Having expected the anchor grab to end the flight, the Australian recovered from the disappointment of the hijackers’ resolve to continue resisting. Though the move had averted the Iranian threat, it had failed to surface the Goliath, compelling him and his colleagues to endure a furious debate about their next move.
The consensus — a final, unstoppable plan in which they’d continue dragging the Goliath to shallow waters to prevent its irrecoverable sinking. Settled on eight knots at snorkel depth as the optimum towing parameters, Jake had the Specter pulling the transport vessel towards the closest non-Persian shore.
Beyond that, the debate continued about how to force the hijackers from the ship, but sending swimmers played into all the top options, and Cahill vowed to be ready.
“I figured you’d want to get back to your ship. But let’s finalize the plan before you even think about suiting up. We’re talking ourselves in circles. We need to pick an idea and run with it.”
“I know. But we’ve got eight hours before we’re in shallow enough water to act. This is our first chance to plan something without having to race a clock.”
“We already have a good plan. If we place small explosives on every compartment, we can selectively set them off and drive them around like rats until they figure out they need to either give up or drown.”
The American’s default destruction mode chafed Cahill. “There’s no reason to risk more damage to me ship.”
“It’s just water damage. Half the equipment is waterproof, and there’s a French shipbuilder pumping out spare parts for anything we’d need to replace.”
Cahill welcomed his boss’ retort from the loudspeaker. “I appreciate your desire to end this Jake, but I am concerned with your enthusiasm to spend my money so liberally.”
“It’s spending pennies to save dollars when you consider the risk of anything worse happening to the Goliath.”
Across the table, the eldest legionnaire opened his mouth to speak, and Cahill braced himself.

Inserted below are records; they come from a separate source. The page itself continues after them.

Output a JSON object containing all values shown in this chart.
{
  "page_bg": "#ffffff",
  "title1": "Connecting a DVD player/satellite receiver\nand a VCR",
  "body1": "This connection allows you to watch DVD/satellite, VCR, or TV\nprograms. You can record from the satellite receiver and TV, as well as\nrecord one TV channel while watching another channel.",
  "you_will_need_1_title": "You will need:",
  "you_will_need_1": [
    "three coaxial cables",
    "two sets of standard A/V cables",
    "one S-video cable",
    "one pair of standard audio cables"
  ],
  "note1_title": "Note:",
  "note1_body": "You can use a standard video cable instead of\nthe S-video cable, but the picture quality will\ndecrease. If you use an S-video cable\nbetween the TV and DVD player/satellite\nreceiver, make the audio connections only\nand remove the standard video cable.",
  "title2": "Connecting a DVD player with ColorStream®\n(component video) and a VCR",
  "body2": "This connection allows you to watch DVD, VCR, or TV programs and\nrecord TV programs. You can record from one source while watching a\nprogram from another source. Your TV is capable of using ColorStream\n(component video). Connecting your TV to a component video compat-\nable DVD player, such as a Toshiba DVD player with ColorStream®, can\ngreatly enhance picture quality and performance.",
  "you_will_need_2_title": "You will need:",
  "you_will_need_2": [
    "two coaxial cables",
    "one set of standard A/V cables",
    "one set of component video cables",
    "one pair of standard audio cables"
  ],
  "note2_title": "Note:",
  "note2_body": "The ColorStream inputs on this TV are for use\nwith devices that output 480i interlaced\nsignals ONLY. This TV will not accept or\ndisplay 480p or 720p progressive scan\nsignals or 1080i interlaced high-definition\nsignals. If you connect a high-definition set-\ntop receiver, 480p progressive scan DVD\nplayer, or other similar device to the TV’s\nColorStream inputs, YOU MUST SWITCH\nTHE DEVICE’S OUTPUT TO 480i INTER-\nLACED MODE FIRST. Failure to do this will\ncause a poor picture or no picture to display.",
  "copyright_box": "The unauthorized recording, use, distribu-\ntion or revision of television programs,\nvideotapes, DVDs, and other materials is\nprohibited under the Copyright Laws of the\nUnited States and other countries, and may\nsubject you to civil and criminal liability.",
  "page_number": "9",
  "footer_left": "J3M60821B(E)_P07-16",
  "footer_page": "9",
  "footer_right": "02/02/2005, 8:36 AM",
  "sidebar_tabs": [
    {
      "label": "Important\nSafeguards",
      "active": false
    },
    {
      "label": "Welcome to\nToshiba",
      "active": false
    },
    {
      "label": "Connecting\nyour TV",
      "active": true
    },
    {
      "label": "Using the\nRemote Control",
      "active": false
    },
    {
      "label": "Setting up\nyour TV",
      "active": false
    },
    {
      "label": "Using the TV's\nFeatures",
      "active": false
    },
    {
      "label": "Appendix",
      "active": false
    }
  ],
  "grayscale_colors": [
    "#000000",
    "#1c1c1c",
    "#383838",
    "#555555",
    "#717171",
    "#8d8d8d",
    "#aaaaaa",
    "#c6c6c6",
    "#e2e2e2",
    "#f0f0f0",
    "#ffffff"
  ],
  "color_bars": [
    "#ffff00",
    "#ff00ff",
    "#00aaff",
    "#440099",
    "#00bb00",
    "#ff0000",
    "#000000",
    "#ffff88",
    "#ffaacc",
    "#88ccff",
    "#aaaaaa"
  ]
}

The lone English-speaking member of the Specter’s security team had been pushing an agenda of violence comparable to Jake’s opinions. “My plan to enter the engine room is best. I don’t have to flood things. No more damage. Not much anyway.”
Cahill saw a flaw. “Except bullets and grenades, and I don’t see how you’ll stop the flooding. My plan’s the only one that guarantees no further damage. We block the seawater intakes for each MESMA plant, and they become unusable. No more electricity, and eventually the air becomes unbreathable.”
Jake scowled. “That’ll take days to force them out.”
“We’ve got days, mate. What’s the hurry now?”
“Common sense. You give them days to think about how to escape, and they’ll find a way to escape.”
The legionnaire sounded frustrated. “No, you don’t understand. Nobody lets me explain.” The security leader then rattled off phrases in French.